A thought leader in the industry, Carl has presented at national construction conferences hosted by the American Institute of Certified Public Accountants (AICPA) and Construction Industry CPAs and Consultants (CICPAC) associations and across the Metropolitan area, including at the New York State Society of Certified Public Accountants (NYSSCPA) Construction Conference and the New York metropolitan trade associations’ events. Additionally, he has published articles on an array of contemporaneous issues impacting the construction community.
Carl is currently participating on the Construction Financial Management Association’s (CFMA) Emerging Issues Task Force and is a member of the National Association of Surety Bond Producers CPA Advisory Board. Prior to that, he served as a member of the Executive Committee of CICPAC, where he currently serves as the Thought Leader Committee chair.

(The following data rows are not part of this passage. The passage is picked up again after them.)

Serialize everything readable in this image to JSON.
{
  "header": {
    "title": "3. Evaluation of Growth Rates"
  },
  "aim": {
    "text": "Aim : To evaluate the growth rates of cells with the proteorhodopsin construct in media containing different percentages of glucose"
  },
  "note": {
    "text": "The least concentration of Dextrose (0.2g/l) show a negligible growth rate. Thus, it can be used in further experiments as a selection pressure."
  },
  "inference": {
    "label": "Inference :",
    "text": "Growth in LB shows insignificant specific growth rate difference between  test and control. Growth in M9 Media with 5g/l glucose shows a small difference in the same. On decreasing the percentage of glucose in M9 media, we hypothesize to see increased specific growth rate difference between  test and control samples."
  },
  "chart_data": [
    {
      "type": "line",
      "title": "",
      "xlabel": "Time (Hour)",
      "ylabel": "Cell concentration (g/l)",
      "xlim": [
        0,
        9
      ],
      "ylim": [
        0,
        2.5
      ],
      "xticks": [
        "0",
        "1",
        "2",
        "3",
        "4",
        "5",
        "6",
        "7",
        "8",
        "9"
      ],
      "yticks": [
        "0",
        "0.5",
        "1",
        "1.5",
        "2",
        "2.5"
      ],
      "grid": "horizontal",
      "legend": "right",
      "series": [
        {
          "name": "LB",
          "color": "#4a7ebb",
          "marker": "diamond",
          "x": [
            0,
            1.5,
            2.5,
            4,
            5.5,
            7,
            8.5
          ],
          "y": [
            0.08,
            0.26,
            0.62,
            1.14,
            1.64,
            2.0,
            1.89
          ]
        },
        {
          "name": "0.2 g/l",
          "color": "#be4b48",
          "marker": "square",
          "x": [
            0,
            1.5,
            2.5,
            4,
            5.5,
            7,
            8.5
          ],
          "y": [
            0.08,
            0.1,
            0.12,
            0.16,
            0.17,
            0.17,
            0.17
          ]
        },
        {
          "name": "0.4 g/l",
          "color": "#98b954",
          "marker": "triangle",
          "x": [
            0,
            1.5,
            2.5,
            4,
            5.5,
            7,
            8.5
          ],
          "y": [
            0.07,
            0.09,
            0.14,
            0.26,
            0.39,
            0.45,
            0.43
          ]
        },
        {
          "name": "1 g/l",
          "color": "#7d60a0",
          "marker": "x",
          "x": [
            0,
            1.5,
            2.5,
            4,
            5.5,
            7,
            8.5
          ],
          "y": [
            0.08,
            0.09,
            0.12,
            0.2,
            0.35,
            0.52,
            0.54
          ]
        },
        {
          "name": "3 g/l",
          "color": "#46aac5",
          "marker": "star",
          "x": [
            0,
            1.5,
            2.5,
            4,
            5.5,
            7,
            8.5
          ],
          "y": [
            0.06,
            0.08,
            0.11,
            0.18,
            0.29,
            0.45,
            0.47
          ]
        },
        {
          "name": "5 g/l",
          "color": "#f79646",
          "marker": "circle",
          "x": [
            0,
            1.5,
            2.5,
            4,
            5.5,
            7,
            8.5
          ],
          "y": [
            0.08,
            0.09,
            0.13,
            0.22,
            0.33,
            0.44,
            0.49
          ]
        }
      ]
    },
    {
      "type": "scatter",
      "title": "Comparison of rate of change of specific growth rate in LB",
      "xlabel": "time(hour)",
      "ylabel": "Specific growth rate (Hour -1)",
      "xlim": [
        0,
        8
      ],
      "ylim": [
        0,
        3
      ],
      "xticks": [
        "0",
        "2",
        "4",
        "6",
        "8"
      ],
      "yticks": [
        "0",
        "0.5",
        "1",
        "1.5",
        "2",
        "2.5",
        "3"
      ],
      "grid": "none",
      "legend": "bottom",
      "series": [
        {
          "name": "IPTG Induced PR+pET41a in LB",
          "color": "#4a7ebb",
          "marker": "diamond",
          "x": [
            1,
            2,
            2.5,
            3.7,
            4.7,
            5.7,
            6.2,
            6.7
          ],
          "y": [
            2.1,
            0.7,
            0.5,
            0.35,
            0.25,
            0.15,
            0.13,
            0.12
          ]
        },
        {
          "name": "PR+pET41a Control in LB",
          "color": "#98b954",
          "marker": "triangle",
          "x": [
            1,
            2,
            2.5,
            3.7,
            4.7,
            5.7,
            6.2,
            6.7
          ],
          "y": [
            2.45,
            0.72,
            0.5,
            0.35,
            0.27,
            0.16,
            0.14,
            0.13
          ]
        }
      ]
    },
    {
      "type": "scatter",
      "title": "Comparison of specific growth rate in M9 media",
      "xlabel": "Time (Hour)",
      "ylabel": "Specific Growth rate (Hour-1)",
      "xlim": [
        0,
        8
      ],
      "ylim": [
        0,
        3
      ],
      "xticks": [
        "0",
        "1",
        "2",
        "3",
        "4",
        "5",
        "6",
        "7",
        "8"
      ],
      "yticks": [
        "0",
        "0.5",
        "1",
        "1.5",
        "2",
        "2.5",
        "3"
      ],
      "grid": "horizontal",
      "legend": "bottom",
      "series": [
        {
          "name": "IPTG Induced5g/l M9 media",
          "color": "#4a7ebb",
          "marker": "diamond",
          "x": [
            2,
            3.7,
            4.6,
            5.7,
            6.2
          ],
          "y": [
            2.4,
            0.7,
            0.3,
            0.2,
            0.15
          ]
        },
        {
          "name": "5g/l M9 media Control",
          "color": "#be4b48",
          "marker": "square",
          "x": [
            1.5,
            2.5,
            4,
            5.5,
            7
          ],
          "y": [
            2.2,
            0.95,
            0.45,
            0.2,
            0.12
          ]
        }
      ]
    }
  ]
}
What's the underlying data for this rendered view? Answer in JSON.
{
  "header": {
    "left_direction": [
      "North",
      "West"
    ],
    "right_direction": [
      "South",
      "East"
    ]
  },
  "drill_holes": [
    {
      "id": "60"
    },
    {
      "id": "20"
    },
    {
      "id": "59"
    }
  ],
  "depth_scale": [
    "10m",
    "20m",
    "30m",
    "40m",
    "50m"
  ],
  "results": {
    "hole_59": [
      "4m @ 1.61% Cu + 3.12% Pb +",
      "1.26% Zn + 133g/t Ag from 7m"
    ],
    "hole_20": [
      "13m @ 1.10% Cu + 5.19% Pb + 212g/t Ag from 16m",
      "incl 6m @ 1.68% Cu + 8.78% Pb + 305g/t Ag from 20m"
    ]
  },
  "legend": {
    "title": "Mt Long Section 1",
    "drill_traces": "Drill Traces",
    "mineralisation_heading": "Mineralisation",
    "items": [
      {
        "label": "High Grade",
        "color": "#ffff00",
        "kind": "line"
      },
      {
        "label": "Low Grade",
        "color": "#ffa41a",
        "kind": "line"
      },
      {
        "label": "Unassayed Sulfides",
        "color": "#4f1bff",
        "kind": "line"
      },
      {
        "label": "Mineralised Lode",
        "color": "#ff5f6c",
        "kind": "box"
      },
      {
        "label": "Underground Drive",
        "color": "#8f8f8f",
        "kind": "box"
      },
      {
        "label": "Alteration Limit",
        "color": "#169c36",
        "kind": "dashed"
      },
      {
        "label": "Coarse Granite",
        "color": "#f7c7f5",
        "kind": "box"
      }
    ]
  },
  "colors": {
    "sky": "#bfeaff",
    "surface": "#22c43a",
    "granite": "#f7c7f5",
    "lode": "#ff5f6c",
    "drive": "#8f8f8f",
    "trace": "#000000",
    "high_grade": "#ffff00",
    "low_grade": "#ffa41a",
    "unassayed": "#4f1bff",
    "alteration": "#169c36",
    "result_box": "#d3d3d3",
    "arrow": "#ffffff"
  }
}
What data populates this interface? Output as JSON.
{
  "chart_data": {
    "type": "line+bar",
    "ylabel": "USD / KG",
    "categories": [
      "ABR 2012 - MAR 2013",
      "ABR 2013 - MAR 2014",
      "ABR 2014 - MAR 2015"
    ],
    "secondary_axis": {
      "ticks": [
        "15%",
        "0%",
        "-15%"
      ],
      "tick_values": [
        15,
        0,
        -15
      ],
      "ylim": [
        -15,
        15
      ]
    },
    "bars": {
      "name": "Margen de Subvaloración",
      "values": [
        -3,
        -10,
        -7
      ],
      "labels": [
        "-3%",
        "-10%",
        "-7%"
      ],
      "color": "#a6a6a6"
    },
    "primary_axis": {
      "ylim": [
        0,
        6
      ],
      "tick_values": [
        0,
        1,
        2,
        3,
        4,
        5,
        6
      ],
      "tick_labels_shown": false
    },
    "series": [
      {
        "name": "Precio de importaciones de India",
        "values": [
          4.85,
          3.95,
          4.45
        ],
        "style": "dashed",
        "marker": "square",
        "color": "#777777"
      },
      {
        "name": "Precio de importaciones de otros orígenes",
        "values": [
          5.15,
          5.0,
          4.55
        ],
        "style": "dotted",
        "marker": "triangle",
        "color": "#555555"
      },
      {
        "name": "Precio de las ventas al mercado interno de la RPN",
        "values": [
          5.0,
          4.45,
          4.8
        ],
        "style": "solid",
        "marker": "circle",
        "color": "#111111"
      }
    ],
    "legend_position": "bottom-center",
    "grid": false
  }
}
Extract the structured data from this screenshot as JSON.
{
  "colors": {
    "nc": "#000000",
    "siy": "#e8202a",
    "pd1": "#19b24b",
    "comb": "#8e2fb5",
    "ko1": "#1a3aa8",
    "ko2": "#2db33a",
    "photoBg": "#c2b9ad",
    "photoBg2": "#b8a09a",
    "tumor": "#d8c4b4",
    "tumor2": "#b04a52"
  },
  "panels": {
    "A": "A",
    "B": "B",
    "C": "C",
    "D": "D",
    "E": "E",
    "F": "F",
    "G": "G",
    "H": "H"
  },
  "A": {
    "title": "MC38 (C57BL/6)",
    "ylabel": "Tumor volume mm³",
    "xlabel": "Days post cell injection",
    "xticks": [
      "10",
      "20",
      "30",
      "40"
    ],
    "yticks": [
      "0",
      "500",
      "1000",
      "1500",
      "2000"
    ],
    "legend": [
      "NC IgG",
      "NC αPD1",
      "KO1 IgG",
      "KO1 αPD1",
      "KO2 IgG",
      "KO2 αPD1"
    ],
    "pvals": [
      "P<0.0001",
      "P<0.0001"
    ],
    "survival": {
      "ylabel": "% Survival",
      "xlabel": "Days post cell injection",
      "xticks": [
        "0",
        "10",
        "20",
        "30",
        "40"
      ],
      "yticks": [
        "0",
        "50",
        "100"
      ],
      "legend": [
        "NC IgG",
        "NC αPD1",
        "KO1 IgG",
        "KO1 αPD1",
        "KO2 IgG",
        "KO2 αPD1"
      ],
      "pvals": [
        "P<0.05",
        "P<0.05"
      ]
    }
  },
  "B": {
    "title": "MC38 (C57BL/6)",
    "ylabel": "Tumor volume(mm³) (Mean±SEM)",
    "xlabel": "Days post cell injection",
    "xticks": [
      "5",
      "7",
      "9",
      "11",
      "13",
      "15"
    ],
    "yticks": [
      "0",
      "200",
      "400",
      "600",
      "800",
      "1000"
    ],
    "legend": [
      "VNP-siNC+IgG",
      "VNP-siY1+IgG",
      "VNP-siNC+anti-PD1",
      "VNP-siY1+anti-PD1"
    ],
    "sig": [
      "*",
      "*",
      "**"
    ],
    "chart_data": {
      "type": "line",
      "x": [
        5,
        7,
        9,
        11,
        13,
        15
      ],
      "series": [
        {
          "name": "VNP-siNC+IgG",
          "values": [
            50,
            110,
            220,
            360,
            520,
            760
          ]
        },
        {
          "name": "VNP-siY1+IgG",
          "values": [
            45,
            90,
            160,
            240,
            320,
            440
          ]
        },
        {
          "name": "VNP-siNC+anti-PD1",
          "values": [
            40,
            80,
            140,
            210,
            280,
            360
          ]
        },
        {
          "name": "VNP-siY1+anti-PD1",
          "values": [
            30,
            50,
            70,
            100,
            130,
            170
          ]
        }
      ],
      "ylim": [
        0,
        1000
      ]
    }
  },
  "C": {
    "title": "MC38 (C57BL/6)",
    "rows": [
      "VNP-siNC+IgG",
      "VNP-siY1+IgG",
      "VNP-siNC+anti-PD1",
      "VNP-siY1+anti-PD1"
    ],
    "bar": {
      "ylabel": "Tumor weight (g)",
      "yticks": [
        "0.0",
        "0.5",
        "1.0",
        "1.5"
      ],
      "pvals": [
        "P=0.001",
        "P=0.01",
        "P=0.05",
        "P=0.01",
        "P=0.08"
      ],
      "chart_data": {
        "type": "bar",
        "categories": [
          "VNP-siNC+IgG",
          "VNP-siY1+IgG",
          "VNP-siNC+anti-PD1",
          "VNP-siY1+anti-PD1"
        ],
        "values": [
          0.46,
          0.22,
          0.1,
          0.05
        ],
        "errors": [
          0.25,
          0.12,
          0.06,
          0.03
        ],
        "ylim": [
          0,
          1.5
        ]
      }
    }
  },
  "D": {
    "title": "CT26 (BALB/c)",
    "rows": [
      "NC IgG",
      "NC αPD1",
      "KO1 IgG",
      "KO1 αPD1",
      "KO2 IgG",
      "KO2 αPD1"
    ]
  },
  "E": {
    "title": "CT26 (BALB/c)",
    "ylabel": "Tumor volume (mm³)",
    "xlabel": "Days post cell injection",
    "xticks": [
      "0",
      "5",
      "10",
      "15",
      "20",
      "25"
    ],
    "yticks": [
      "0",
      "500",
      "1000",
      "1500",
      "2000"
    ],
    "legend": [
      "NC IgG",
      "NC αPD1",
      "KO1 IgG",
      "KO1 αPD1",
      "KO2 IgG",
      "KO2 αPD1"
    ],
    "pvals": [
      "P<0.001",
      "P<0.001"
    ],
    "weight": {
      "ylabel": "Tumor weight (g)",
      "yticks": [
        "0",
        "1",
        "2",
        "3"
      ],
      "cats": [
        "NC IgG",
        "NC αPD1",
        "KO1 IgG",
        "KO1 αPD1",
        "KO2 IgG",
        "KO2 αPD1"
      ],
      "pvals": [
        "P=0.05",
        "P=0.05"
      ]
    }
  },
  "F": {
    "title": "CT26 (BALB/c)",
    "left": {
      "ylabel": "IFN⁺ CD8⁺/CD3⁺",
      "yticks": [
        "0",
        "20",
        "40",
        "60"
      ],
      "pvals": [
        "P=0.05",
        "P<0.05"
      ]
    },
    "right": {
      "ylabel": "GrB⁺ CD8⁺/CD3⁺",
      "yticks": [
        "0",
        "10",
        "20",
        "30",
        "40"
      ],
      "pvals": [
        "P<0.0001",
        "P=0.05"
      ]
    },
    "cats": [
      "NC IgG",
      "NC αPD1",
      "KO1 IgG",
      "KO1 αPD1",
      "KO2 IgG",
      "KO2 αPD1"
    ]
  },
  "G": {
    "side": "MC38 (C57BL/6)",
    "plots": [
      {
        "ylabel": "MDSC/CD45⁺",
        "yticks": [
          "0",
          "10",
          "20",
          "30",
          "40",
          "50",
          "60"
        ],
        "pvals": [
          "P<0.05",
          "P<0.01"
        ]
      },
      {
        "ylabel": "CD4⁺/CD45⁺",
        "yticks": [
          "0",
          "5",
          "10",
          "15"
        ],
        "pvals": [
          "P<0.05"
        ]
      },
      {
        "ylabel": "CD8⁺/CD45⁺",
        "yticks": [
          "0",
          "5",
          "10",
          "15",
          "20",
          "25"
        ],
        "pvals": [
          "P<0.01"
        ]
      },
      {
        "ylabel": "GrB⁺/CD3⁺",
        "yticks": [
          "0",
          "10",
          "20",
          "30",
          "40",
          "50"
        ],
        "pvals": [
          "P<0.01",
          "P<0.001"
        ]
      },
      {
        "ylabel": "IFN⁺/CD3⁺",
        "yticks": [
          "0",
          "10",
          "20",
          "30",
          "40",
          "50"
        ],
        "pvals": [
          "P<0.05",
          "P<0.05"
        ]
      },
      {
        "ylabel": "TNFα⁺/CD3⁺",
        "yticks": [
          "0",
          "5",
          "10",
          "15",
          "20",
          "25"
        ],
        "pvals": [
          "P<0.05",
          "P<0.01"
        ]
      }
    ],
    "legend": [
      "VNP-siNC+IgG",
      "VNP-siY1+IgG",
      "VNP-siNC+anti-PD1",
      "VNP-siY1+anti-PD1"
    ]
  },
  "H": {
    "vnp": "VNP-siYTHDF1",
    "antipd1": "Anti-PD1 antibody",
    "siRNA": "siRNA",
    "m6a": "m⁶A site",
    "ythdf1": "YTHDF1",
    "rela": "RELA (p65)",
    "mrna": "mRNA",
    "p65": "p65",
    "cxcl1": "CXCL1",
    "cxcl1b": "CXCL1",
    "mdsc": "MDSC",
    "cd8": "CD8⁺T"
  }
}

He has also served on the board for the New York City Chapter of CFMA, held an at-large position on the board of the Institute of Certified Construction Industry Financial Professionals (ICCIFP), and was the chairperson for the NYSSCPA Construction Contractors Committee.
Other professional affiliations include membership in the AICPA and the worldwide and New York City chapters of the Association of Certified Fraud Examiners.
Carl earned his Bachelor of Science degree in Accounting and his Masters of Business Administration with a concentration in Management from the York College of Pennsylvania.